Em 1784, Kant respondeu à pergunta: que é Esclarecimento? Sua resposta tornou-se uma das formulações mais célebres da modernidade: sair da menoridade autoculpável e ousar saber. Mas o texto é mais exigente do que o slogan sugere.
Menoridade e tutela
Menoridade é a incapacidade de usar o próprio entendimento sem direção alheia. Ela é autoculpável quando não nasce da falta de capacidade, mas de preguiça, covardia ou dependência confortável.
Kant não está dizendo que todos precisam desprezar professores, instituições ou tradição. O problema é transformar mediações necessárias em tutela permanente.
Sapere aude
A expressão latina sapere aude significa ousa saber. A coragem aqui é intelectual e moral. Pensar por conta própria exige suportar erro, crítica, exposição e responsabilidade.
Por isso, autonomia não é capricho. O sujeito esclarecido não troca autoridade externa por impulso interno. Ele submete crenças a razões que podem ser apresentadas publicamente.
Uso público da razão
Kant distingue usos da razão em funções institucionais e no debate público. Um funcionário pode ter deveres de cargo; como estudioso ou cidadão que argumenta publicamente, deve poder criticar normas e ideias.

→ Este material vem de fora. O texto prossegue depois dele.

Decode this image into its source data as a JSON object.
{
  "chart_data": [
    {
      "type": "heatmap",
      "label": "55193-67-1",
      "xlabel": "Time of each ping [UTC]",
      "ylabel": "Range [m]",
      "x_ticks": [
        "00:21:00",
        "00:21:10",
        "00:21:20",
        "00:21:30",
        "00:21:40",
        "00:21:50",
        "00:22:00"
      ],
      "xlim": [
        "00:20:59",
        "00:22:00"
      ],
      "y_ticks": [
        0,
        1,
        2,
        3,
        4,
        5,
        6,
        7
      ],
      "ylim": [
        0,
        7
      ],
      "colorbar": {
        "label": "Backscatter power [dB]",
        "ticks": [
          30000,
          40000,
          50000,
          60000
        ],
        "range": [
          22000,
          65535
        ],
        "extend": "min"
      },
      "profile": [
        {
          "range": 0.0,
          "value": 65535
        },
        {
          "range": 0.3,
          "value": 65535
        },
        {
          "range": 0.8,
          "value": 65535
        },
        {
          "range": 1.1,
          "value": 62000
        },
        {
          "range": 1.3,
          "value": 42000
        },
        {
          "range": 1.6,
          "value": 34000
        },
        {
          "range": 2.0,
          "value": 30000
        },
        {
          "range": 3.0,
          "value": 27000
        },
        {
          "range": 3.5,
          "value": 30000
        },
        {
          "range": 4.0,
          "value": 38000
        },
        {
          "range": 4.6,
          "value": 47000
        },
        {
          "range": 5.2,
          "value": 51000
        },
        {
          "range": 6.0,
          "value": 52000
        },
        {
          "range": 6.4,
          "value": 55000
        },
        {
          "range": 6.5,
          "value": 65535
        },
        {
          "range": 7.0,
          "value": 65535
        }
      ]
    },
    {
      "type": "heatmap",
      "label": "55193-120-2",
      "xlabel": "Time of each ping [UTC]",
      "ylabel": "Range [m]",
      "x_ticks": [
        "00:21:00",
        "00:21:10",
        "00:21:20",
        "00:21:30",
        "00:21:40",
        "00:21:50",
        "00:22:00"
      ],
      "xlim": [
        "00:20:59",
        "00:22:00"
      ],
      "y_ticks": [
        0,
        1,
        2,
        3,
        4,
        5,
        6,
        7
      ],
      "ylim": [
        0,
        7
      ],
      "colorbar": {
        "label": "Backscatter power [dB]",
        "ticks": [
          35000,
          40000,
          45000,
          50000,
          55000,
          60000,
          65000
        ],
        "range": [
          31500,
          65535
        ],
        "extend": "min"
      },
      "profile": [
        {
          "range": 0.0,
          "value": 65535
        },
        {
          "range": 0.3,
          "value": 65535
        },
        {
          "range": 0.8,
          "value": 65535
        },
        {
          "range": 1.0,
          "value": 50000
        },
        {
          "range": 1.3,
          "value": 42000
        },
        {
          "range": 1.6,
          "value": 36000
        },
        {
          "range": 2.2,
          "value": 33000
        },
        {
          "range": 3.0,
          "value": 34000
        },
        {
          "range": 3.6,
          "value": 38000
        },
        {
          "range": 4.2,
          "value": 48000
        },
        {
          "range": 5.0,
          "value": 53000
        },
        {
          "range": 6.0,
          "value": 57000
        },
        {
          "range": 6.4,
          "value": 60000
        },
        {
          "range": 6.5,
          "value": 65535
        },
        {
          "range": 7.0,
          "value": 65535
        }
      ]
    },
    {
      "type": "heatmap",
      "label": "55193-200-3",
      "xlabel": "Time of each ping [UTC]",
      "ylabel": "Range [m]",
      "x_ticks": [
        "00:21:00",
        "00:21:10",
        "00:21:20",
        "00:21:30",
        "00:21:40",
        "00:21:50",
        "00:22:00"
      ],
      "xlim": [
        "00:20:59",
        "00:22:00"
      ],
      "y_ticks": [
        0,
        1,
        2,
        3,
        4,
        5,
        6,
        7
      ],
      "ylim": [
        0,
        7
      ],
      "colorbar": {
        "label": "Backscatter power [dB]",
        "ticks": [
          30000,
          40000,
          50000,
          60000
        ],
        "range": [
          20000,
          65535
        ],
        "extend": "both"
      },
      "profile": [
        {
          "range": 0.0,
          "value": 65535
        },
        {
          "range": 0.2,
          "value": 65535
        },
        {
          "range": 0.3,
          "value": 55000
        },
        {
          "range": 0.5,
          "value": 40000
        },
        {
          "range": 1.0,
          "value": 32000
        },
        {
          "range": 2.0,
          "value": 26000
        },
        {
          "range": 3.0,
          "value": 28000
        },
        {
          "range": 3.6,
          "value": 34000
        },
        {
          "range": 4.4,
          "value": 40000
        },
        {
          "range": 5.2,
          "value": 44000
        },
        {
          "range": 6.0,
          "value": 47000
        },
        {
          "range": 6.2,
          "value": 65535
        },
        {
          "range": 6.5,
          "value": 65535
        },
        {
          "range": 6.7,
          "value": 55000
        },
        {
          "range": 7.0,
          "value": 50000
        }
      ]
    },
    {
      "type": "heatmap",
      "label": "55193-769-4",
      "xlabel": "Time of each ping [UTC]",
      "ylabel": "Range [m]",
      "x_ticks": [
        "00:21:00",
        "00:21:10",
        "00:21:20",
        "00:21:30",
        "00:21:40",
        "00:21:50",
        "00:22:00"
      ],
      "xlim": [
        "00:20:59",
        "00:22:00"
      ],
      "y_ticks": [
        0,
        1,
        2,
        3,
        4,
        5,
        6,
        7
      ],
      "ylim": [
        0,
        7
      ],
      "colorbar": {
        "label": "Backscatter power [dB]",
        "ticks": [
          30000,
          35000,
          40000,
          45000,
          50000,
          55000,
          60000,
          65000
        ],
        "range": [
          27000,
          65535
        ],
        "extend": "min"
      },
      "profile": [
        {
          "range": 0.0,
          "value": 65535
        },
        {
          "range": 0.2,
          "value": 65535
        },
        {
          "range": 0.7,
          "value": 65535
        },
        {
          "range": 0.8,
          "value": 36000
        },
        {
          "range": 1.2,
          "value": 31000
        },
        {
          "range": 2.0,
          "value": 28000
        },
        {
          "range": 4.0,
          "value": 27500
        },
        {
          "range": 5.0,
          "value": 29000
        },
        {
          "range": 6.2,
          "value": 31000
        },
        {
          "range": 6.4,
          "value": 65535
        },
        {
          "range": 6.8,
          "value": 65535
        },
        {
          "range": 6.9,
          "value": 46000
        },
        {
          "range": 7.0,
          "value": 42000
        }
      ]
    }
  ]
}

Essa distinção tenta proteger ordem civil e progresso intelectual ao mesmo tempo. Ela é controversa, mas mostra que esclarecimento não é anarquia: é uma cultura em que razões circulam.
Limites históricos
Kant escreve dentro de seu século, com exclusões e tensões que não devem ser apagadas. A modernidade iluminista falou de universalidade enquanto sociedades europeias ainda sustentavam hierarquias coloniais, de gênero e classe.
Ler Kant hoje exige manter duas coisas juntas: a força da autonomia racional e a crítica das fronteiras históricas que limitaram quem era reconhecido como sujeito pleno dessa razão.